Okay. Thank you very much.

Cathy Suever, CFO

Thanks Andy. Liz, I think we have time for one more question.

Operator, Operator

Our last question comes from Stephen Volkmann with Jefferies. Your line is now open.

Stephen Volkmann, Analyst

Well, just slid it in. Thank you.

Cathy Suever, CFO

Good morning.

Stephen Volkmann, Analyst

Can I just ask Tom to go back to something you were discussing earlier concerning product line simplification? For many companies, a big part of the process was divesting some products that may be underperforming. You've made lots of acquisitions. Can you envision Parker going through a process of divesting significant chunks of revenue to prepare for higher returns in the future? Or is the portfolio where you want it, with only minor tweaks needed?

Tom Williams, CEO

The answer is no, you're not going to see any major chunks come off. Our portfolio is constructed with a lot of complementary interconnectivity. We can't simply cut off tails, as they might be vital for another division.
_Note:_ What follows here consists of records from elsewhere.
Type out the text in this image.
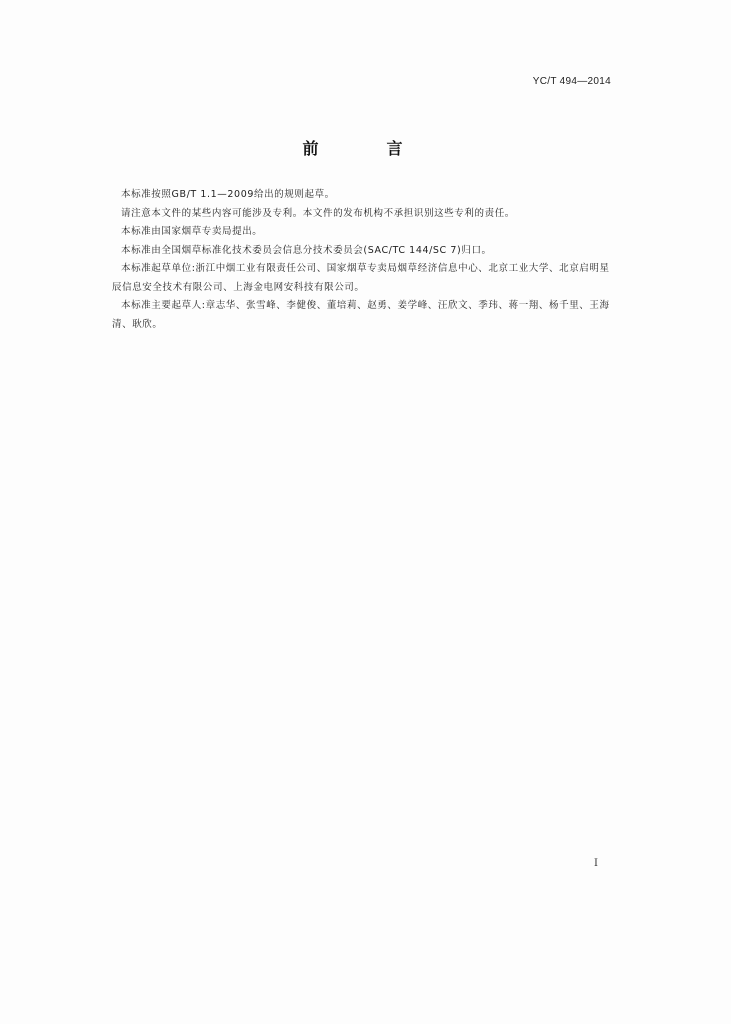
YC/T 494—2014
前　言

本标准按照GB/T 1.1—2009给出的规则起草。

请注意本文件的某些内容可能涉及专利。本文件的发布机构不承担识别这些专利的责任。

本标准由国家烟草专卖局提出。

本标准由全国烟草标准化技术委员会信息分技术委员会(SAC/TC 144/SC 7)归口。

本标准起草单位:浙江中烟工业有限责任公司、国家烟草专卖局烟草经济信息中心、北京工业大学、北京启明星辰信息安全技术有限公司、上海金电网安科技有限公司。

本标准主要起草人:章志华、张雪峰、李健俊、董培莉、赵勇、姜学峰、汪欣文、季玮、蒋一翔、杨千里、王海清、耿欣。

I
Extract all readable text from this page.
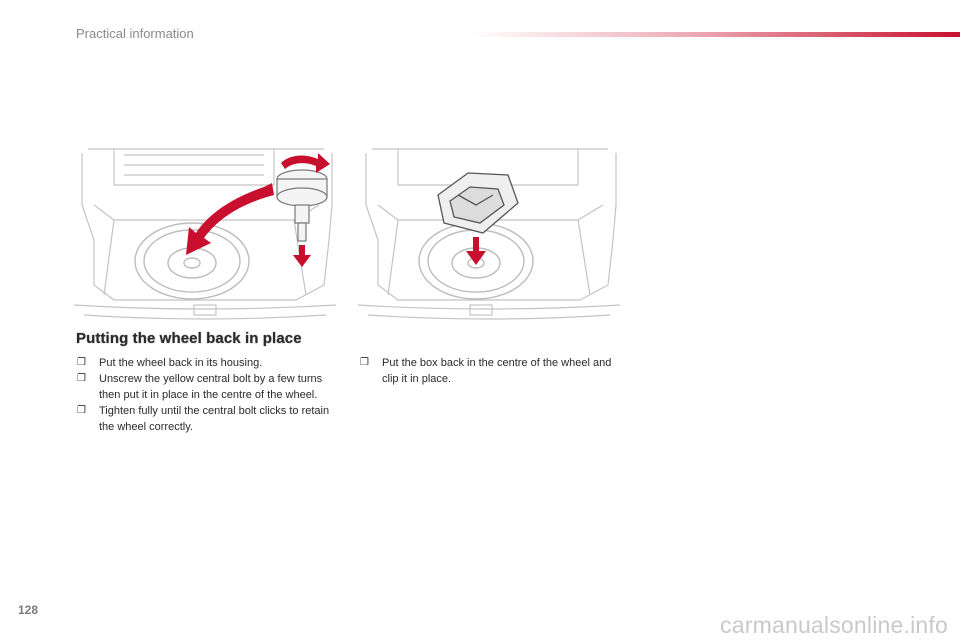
Practical information
Putting the wheel back in place
❒ Put the wheel back in its housing.
❒ Unscrew the yellow central bolt by a few turns then put it in place in the centre of the wheel.
❒ Tighten fully until the central bolt clicks to retain the wheel correctly.
❒ Put the box back in the centre of the wheel and clip it in place.
128
carmanualsonline.info
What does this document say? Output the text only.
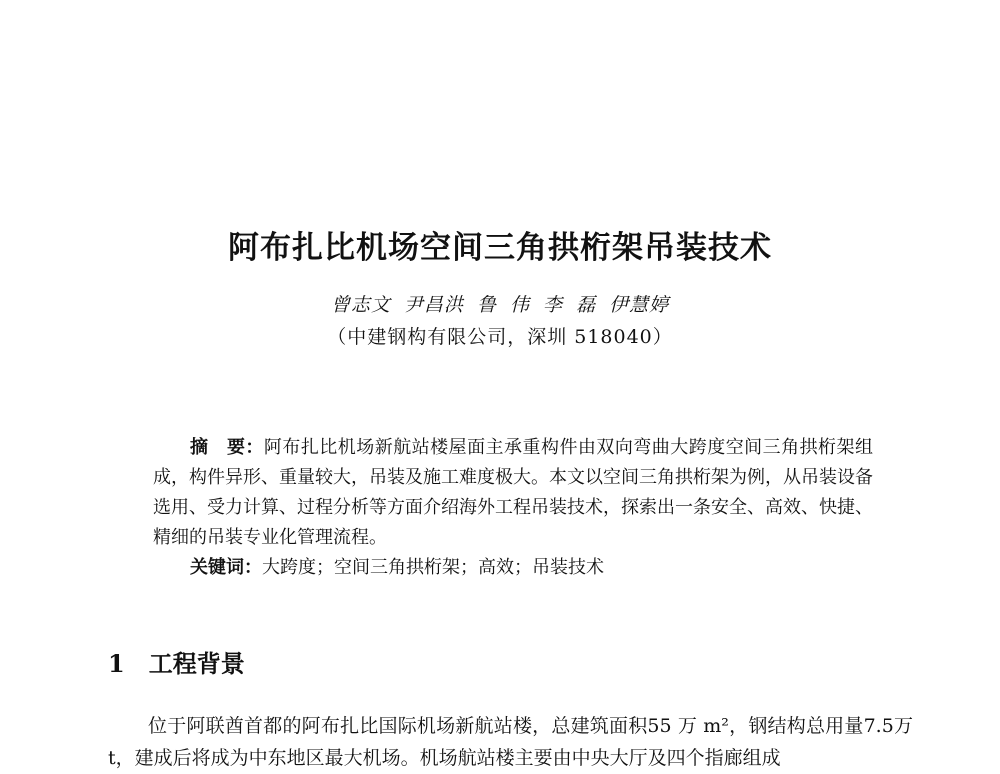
阿布扎比机场空间三角拱桁架吊装技术
曾志文 尹昌洪 鲁 伟 李 磊 伊慧婷
（中建钢构有限公司，深圳 518040）

摘　要：阿布扎比机场新航站楼屋面主承重构件由双向弯曲大跨度空间三角拱桁架组成，构件异形、重量较大，吊装及施工难度极大。本文以空间三角拱桁架为例，从吊装设备选用、受力计算、过程分析等方面介绍海外工程吊装技术，探索出一条安全、高效、快捷、精细的吊装专业化管理流程。

关键词：大跨度；空间三角拱桁架；高效；吊装技术

1 工程背景

位于阿联酋首都的阿布扎比国际机场新航站楼，总建筑面积55 万 m²，钢结构总用量7.5万t，建成后将成为中东地区最大机场。机场航站楼主要由中央大厅及四个指廊组成
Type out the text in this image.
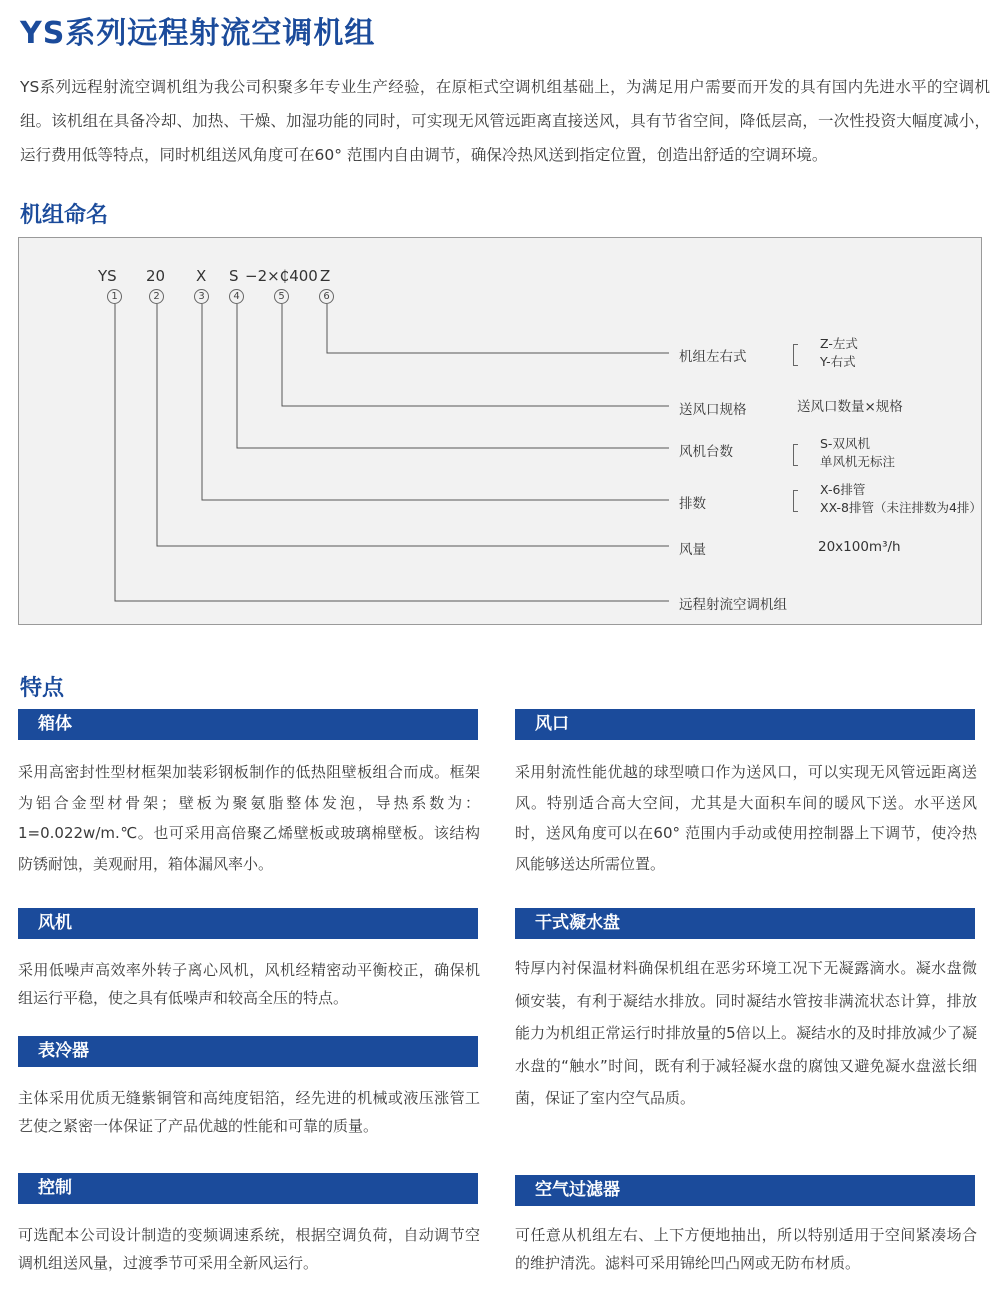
YS系列远程射流空调机组
YS系列远程射流空调机组为我公司积聚多年专业生产经验，在原柜式空调机组基础上，为满足用户需要而开发的具有国内先进水平的空调机组。该机组在具备冷却、加热、干燥、加湿功能的同时，可实现无风管远距离直接送风，具有节省空间，降低层高，一次性投资大幅度减小，运行费用低等特点，同时机组送风角度可在60° 范围内自由调节，确保冷热风送到指定位置，创造出舒适的空调环境。
机组命名
YS 20 X S −2×₵400 Z
1	2	3	4	5	6
机组左右式
送风口规格
风机台数
排数
风量
远程射流空调机组
Z-左式
Y-右式
送风口数量×规格
S-双风机
单风机无标注
X-6排管
XX-8排管（未注排数为4排）
20x100m³/h
特点
箱体
采用高密封性型材框架加装彩钢板制作的低热阻壁板组合而成。框架为铝合金型材骨架；壁板为聚氨脂整体发泡，导热系数为：1=0.022w/m.℃。也可采用高倍聚乙烯壁板或玻璃棉壁板。该结构防锈耐蚀，美观耐用，箱体漏风率小。
风机
采用低噪声高效率外转子离心风机，风机经精密动平衡校正，确保机组运行平稳，使之具有低噪声和较高全压的特点。
表冷器
主体采用优质无缝紫铜管和高纯度铝箔，经先进的机械或液压涨管工艺使之紧密一体保证了产品优越的性能和可靠的质量。
控制
可选配本公司设计制造的变频调速系统，根据空调负荷，自动调节空调机组送风量，过渡季节可采用全新风运行。
风口
采用射流性能优越的球型喷口作为送风口，可以实现无风管远距离送风。特别适合高大空间，尤其是大面积车间的暖风下送。水平送风时，送风角度可以在60° 范围内手动或使用控制器上下调节，使冷热风能够送达所需位置。
干式凝水盘
特厚内衬保温材料确保机组在恶劣环境工况下无凝露滴水。凝水盘微倾安装，有利于凝结水排放。同时凝结水管按非满流状态计算，排放能力为机组正常运行时排放量的5倍以上。凝结水的及时排放减少了凝水盘的“触水”时间，既有利于减轻凝水盘的腐蚀又避免凝水盘滋长细菌，保证了室内空气品质。
空气过滤器
可任意从机组左右、上下方便地抽出，所以特别适用于空间紧凑场合的维护清洗。滤料可采用锦纶凹凸网或无防布材质。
We aim for margin improvements through a structured approach. No major changes are anticipated, just minor adjustments to refine efficiency.

Cathy Suever, CFO

Okay. Thanks, Stephen. This concludes our question-and-answer session and the earnings call. Thank you everyone for joining us today. Robin and Jeff will be available throughout the day to take your calls should you have further questions. Thank you and enjoy the rest of your day.

Operator, Operator

Ladies and gentlemen, this concludes today's conference call. Thank you for participating. You may now disconnect.